With its February 14, 2018 illegal denial of the legal 1983 award date, VA continues a pattern of arbitrary and contrived evidence evaluation that amounts to fraudulent denial of veteran benefits. The VA’s kangaroo court of benefits adjudication stresses veterans already pushed to the breaking point by their military trauma.
“Treatment records from Spokane Vet Center shows [sic] that from May to June you were noted to be oriented to all spheres with mood being fair and affect appropriate to content, linear thought processes, and normal thought content,” wrote VA in the February 14 letter. “Speech was normal and you reported no delusions, disorganized thinking, or hallucinations. You denied suicidal ideation.”

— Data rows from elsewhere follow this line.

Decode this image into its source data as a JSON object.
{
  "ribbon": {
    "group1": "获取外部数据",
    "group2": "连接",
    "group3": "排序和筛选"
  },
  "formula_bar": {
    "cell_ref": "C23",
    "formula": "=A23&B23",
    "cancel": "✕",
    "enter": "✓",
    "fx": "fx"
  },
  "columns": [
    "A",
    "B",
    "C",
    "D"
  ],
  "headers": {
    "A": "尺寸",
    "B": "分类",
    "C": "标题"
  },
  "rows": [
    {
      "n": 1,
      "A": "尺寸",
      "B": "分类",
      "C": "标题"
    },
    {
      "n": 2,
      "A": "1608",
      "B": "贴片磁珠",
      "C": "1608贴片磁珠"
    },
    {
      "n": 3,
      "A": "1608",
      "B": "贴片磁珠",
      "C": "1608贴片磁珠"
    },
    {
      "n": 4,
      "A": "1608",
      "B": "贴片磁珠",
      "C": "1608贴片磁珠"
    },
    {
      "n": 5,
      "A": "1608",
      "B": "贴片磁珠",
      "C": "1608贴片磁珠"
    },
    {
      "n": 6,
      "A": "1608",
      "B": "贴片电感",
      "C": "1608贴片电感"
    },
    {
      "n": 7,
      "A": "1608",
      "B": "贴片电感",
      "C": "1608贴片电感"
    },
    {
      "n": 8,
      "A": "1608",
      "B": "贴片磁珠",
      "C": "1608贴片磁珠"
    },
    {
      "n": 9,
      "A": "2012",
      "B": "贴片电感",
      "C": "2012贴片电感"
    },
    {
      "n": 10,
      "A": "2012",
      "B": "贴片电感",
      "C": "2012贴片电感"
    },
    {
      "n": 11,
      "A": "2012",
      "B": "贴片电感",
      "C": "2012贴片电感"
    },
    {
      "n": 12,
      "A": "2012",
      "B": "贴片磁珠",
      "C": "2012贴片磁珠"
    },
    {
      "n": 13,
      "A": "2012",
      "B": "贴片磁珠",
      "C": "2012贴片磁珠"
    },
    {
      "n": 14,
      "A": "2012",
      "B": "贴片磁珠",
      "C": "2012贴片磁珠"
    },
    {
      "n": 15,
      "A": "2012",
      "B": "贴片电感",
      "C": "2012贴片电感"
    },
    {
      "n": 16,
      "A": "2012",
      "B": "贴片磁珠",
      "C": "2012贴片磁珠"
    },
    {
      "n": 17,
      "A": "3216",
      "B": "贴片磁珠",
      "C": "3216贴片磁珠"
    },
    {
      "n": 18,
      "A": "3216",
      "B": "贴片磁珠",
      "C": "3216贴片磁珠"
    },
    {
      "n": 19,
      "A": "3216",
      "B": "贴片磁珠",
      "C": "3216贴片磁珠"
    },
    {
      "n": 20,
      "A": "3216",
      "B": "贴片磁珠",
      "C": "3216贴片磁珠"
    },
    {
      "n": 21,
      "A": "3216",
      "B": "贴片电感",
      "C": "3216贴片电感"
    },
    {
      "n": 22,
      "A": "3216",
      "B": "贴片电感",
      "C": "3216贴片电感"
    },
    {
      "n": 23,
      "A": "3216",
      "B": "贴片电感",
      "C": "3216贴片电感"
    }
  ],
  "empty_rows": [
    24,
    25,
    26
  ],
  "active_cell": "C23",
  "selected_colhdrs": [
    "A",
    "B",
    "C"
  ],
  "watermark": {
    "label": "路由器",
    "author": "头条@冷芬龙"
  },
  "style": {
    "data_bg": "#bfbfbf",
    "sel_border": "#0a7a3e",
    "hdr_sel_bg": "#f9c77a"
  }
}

That assertion so directly contradicts Ms. McCollum’s Spokane Vet Center records as to amount to evidence tampering. Her records show that, in 2016, she had so frightened herself with angry and intimidating outbursts toward someone whom she felt had insulted her that she sought counseling at Spokane Vet Center. The record also shows that Ms. McCollum was so beset by thoughts of killing herself that for the last several years the VA Veterans Suicide Crisis Hotline repeatedly called her at all hours. The VA’s own records should show that.
Further, subjective characterizations such as “you were noted to be oriented to all spheres with mood being fair and affect appropriate to content, linear thought processes, and normal thought content” are simply irrelevant to the brutal reality of PTSD. Sufferers experience twice the suicide rate of any other mental health diagnoses. A paper presented at the 2014 American Psychiatric Association’s Annual Meeting reported: “Unemployment Biggest Predictor of PTSD Symptom Severity.” (Again, see “Raping Mary Kay.”)
Next to Ms. McCollum’s never being able to work because of her PTSD, and the Navy’s discharge of her for that very reason, what does “oriented to all spheres with mood being fair” have to do with anything?
VA’s latest denial of Ms. McCollum’s correct benefits award date so distorts and misstates the evidence in her case as to epitomize the “institutional rape” of which victims of Military Sexual Trauma accuse both VA and the U.S. military.